After an investigation into dumping, the US imposed a 414% duty on SA’s acetone exports. Acetone is used as a solvent in the manufacturing of plastics and synthetic fibres. It thins polyester resin and is an ingredient in cleaning tools, paints and varnishes.
Sasol will bear the burden of the decision as it is the only SA manufacturer of acetone, which is produced as part of the value chain from its synthetic fuels production at its Secunda plant.
The antidumping move against the oil and chemicals group is just another thing that has gone wrong for Sasol, as it is dwarfed by its other problems. More prominently, the effect of Covid-19 and a stand-off between Saudi Arabia and Russia has sent oil and chemicals prices crashing and has wiped R25bn off Sasol’s market value in the past 10 days.
The hefty US duty was imposed on February 6 and was ratcheted up from a provisional duty of 45.85% after Sasol withdrew its defence, in which it argued that its acetone is not comparable with that produced in the US as it does not contain benzene. The duty will remain in force until February 2025 and this, paired with its magnitude, means the US acetone market is closed indefinitely to Sasol, said spokesperson Alex Anderson.

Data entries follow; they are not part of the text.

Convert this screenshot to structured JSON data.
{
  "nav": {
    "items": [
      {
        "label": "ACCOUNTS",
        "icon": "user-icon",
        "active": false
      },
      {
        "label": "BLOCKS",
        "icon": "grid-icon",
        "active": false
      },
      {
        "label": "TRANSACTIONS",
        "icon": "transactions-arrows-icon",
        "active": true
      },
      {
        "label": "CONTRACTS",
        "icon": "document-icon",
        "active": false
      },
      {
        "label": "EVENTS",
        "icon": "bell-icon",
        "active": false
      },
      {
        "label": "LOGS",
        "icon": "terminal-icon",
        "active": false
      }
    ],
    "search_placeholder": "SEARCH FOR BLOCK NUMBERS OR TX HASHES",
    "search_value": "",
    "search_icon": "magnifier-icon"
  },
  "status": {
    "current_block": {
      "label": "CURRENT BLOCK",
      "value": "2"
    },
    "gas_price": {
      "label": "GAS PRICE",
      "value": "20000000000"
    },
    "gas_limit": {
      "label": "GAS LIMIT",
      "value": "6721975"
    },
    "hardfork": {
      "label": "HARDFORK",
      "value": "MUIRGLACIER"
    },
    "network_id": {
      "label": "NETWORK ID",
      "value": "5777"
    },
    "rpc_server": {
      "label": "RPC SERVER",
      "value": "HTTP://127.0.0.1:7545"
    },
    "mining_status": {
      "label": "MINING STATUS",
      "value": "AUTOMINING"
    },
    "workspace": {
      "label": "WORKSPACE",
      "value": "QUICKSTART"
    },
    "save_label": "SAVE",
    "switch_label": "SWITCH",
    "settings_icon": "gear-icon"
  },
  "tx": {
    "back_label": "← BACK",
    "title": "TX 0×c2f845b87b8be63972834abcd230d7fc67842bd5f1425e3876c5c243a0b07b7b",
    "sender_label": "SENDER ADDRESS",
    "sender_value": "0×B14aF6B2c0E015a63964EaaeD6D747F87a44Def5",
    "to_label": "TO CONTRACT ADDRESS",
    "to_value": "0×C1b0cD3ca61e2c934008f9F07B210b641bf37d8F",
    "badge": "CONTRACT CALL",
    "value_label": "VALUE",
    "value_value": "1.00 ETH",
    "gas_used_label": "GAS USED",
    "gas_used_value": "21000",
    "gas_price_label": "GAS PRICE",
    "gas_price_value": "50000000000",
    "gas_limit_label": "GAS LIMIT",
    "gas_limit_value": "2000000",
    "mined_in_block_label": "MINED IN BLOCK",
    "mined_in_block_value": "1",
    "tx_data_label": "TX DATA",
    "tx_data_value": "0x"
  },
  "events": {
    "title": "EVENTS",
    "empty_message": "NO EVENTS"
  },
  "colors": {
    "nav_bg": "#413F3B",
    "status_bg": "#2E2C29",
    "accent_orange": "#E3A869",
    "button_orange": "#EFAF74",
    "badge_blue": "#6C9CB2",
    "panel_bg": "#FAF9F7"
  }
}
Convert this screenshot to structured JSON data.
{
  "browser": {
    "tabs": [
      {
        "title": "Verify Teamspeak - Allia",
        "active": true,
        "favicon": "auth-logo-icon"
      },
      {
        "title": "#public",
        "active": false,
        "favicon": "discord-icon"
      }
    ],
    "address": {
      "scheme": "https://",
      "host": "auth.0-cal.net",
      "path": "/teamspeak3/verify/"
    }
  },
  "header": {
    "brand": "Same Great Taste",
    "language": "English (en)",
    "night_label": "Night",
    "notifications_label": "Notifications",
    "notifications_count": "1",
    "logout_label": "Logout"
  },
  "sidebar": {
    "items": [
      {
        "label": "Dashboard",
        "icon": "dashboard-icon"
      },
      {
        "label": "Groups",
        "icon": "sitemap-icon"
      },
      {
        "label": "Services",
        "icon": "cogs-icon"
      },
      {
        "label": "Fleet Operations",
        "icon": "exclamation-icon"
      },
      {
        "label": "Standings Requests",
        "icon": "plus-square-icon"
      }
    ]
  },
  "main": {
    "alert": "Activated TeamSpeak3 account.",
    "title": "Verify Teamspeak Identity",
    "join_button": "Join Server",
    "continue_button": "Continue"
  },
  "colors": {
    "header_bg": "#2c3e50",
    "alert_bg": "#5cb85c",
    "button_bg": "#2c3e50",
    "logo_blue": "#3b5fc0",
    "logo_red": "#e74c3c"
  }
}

However, the decision will have no operational or financial effect on the business, he said.
“Sasol has a diverse international portfolio of customers and while it is unfortunate for the company to lose our position in the US, there are other regions and customers who are receptive to buying more volumes from Sasol.”
But according to Donald MacKay, a director of XA International Trade Advisers, the effects are already being felt. Export volumes of acetone from
SA to the US have been dropping since the case was initiated and their value has fallen from R237m in 2017 to R110m in 2019. The US antidumping move was
FLEETWOOD GROBLER logical, he said, given the retrospective nature of US trade law, which allows it to levy penalties on imports after the fact.
Meanwhile, volumes from
SA to Belgium and Singapore have increased, and SA is now the largest source of acetone to the latter, though at a much reduced price.
Sasol has managed to maintain a total export volume of 75,000 tonnes per annum from 2017 to 2019. However, in 2017 it was being paid R738m for 75,000 tonnes and in 2019 it received R438m for the same volume, MacKay said. The R300m difference is not insignificant considering Sasol’s earnings for 2019 were R6bn.
Anderson, however, said that acetone is a commodity chemical and prices therefore change all the time.
“The price is also impacted by several other price factors, such as that of propylene, crude oil, etc, not to mention demand and supply,” he said.
MacKay said: “The low price to Belgium and Singapore very likely means this is being dumped, raising the possibility of further actions against SA.” Sasol’s acetone exports from SA are also subject to antidumping duties in India, which were originally implemented in 2008.